I also implemented a Miller-Rabin probabilistic primality test.
Now my question is much simpler, but my head really cannot make up an answer.
Suppose I need a key of length 1024, and I've generated two primes, each 512 bits worth. But their product won't necessarily be 1024-bit long, it may be smaller.
What should I do in this case? Discard the primes and try again? Is there a smarter solution?
Thank you very much!
============ UPDATE ===================
Thanks to jug and Gadi A, I've managed to learn that for binary numbers, setting two most significant bits to 1 is enough to gen desired bit-length.
Another challenge is that in my library big numbers may have arbitrary digit base;
So the actual structure is a_0 mod BASE | a_1 mod BASE | ... | a_(n-1) mod BASE.
What should I do in order to get a key of n digits length, where all digits have numeric base BASE?
I guess your updated question is: How can I generate two n-digit primes (in base $b$) such that their product has 2n digits?
One way: Have both of them greater than $\sqrt{b^{2n-1}}$. (Then their product is greater than $b^{2n-1}$ and thus has 2n digits.) You will still have a large region in which you can randomly generate the primes. For instance, to generate two 2-digit primes in base 10 whose product has 4 digits, you just have to make sure that they are both at least 32. (Since $\sqrt{1000}\approx31.6$.)

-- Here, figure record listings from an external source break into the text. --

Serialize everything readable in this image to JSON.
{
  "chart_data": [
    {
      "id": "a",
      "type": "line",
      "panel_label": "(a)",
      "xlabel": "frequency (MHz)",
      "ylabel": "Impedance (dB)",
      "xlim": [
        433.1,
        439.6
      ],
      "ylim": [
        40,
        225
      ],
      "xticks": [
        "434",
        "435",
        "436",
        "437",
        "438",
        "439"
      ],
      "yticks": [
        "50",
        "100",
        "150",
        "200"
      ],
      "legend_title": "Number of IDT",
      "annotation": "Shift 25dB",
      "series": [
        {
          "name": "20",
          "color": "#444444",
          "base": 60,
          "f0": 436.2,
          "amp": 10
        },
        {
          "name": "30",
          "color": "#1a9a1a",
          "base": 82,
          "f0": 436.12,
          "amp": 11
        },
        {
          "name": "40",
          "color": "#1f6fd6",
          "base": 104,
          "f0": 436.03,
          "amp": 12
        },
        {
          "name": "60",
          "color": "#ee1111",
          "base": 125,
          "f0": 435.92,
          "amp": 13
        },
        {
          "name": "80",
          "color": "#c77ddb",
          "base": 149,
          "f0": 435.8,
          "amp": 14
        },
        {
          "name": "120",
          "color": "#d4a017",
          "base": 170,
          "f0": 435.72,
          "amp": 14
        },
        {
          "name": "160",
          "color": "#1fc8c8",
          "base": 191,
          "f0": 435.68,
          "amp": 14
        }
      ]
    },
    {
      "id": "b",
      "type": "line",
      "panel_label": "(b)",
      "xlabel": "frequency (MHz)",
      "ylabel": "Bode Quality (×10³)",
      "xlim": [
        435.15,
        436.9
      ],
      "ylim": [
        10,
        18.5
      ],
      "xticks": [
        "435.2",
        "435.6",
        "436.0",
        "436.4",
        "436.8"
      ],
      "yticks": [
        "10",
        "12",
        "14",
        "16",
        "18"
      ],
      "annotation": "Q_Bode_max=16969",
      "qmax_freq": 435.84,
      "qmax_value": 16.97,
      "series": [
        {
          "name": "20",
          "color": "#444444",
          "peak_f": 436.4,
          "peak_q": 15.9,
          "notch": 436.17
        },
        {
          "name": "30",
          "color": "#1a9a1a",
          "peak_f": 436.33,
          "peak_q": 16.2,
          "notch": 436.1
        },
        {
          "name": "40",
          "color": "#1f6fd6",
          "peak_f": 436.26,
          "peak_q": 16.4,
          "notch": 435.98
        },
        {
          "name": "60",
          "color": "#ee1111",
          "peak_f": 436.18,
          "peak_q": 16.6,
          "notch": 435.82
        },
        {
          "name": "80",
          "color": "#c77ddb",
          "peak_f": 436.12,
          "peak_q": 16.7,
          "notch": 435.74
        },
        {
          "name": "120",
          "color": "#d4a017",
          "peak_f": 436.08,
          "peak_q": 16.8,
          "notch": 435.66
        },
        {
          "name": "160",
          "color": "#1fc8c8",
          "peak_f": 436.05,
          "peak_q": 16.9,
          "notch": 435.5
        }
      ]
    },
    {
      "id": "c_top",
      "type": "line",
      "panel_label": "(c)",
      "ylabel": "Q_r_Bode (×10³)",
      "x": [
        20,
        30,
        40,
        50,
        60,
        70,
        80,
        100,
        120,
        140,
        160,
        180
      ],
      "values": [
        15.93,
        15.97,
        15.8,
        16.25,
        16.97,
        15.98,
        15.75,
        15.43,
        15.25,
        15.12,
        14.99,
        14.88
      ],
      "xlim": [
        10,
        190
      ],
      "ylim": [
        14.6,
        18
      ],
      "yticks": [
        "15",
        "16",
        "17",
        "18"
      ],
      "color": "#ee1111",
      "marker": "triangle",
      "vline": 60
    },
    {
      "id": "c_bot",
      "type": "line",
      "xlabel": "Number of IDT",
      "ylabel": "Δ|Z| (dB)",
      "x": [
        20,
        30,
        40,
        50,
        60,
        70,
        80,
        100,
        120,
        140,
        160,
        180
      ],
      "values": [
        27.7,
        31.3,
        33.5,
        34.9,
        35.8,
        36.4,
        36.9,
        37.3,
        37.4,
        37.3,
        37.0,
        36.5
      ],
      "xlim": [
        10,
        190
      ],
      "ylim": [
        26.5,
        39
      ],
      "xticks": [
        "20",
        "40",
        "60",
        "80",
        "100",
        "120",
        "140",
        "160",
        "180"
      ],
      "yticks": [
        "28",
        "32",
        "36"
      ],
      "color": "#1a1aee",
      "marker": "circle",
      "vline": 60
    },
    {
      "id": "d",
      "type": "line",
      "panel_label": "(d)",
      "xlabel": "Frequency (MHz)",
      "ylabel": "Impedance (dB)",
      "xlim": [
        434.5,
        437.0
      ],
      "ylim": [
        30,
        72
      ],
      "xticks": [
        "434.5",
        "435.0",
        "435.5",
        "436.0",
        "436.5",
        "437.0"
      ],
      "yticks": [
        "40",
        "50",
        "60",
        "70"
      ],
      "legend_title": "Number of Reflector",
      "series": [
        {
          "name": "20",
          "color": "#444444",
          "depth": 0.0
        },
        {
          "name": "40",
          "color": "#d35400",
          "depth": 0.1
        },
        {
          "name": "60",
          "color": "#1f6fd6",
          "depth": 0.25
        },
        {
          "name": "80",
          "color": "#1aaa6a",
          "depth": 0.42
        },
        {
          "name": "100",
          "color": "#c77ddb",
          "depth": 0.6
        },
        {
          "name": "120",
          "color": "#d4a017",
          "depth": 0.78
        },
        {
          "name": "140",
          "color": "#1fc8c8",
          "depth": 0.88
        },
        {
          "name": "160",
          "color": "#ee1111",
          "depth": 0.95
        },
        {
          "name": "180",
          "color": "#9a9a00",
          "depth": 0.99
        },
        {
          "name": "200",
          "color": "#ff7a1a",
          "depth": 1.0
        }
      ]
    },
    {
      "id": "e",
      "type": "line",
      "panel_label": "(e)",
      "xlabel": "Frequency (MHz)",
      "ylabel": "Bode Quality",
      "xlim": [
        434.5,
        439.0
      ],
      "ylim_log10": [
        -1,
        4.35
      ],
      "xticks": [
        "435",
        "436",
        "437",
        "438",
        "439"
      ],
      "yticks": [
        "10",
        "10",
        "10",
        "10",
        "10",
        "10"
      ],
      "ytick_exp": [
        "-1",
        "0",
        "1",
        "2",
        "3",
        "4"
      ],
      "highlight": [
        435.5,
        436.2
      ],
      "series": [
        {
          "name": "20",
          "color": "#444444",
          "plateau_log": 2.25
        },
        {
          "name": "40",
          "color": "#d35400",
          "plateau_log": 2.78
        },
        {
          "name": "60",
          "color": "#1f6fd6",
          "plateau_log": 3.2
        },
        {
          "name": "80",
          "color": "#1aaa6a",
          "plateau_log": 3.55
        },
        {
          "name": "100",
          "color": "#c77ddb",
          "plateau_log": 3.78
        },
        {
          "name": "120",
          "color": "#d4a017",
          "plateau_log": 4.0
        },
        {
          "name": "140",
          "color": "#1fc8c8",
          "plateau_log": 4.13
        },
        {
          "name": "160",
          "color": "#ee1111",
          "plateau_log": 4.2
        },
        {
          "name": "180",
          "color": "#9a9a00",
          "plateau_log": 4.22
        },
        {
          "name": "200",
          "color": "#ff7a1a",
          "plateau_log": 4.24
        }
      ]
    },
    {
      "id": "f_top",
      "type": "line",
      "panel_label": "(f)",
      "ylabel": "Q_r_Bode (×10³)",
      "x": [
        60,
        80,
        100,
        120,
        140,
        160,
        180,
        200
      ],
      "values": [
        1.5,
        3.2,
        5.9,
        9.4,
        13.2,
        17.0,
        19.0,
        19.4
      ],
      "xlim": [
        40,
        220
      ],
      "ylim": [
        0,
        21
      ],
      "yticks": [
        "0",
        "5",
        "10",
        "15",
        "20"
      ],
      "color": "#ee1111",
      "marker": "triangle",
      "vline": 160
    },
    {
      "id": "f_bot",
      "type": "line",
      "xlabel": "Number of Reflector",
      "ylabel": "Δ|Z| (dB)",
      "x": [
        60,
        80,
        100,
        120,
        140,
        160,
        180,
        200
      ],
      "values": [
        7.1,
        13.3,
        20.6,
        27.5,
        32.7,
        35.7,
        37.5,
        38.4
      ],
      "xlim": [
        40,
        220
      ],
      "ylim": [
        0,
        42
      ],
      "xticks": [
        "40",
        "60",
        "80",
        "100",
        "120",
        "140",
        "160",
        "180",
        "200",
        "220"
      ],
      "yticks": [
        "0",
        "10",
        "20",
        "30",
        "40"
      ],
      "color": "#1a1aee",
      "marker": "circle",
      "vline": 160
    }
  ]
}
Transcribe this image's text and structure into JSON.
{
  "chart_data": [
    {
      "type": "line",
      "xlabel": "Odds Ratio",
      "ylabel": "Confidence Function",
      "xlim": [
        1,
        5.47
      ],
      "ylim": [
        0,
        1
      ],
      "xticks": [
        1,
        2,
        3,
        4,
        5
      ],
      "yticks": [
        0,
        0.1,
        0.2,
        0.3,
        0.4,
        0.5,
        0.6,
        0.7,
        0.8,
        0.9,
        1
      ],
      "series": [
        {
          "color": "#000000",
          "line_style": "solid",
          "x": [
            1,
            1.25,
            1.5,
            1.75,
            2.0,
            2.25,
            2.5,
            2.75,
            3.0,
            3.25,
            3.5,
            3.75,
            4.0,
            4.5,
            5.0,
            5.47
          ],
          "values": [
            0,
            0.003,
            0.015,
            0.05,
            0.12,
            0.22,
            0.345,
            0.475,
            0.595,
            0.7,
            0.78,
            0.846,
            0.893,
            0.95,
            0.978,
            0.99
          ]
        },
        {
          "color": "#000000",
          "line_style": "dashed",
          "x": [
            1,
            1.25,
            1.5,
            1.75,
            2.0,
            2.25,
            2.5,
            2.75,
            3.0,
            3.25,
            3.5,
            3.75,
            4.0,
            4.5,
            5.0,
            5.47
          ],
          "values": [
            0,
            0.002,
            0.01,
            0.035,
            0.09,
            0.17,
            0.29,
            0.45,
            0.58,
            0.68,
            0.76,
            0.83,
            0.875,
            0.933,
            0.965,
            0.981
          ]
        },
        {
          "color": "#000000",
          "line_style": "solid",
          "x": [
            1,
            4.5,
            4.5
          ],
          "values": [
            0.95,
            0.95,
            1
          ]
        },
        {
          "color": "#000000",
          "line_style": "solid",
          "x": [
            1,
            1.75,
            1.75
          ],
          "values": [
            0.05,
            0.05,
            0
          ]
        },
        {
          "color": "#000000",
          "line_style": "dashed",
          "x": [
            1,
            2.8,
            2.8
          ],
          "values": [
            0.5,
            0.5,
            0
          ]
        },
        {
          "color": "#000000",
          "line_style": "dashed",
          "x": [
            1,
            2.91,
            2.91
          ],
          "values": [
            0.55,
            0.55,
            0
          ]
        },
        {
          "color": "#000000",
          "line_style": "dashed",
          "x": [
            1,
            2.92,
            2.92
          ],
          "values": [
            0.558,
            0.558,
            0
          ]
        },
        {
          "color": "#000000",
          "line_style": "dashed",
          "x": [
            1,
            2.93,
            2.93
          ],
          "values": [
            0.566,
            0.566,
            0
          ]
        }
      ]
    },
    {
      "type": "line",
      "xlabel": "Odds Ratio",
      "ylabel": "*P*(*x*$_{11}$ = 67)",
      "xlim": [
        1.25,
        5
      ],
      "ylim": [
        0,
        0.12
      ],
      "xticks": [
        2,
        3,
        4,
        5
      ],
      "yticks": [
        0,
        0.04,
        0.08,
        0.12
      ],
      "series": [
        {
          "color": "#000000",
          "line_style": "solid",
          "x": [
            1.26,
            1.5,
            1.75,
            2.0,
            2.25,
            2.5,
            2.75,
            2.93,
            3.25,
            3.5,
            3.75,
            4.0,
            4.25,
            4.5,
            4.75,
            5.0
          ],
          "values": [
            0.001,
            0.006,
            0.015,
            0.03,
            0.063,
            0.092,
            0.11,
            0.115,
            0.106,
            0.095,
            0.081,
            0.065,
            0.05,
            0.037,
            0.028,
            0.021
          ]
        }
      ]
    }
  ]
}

More simply, if you don't want to calculate $\sqrt{b^{2n-1}} = (\sqrt{b})b^{n-1}$ precisely, you can just make sure that the first digit of the primes is something at least $\sqrt{b}$. Thus for instance, when generating two n-digit primes in base 10, just make sure that the first digit of both primes is at least 4. (Since $\sqrt{10}\approx3.16$.) This would mean that each prime is at least $\sqrt{b}b^{n-1}$ as before, thus their product is at least $b^{2n-1}$ and has $2n$ digits.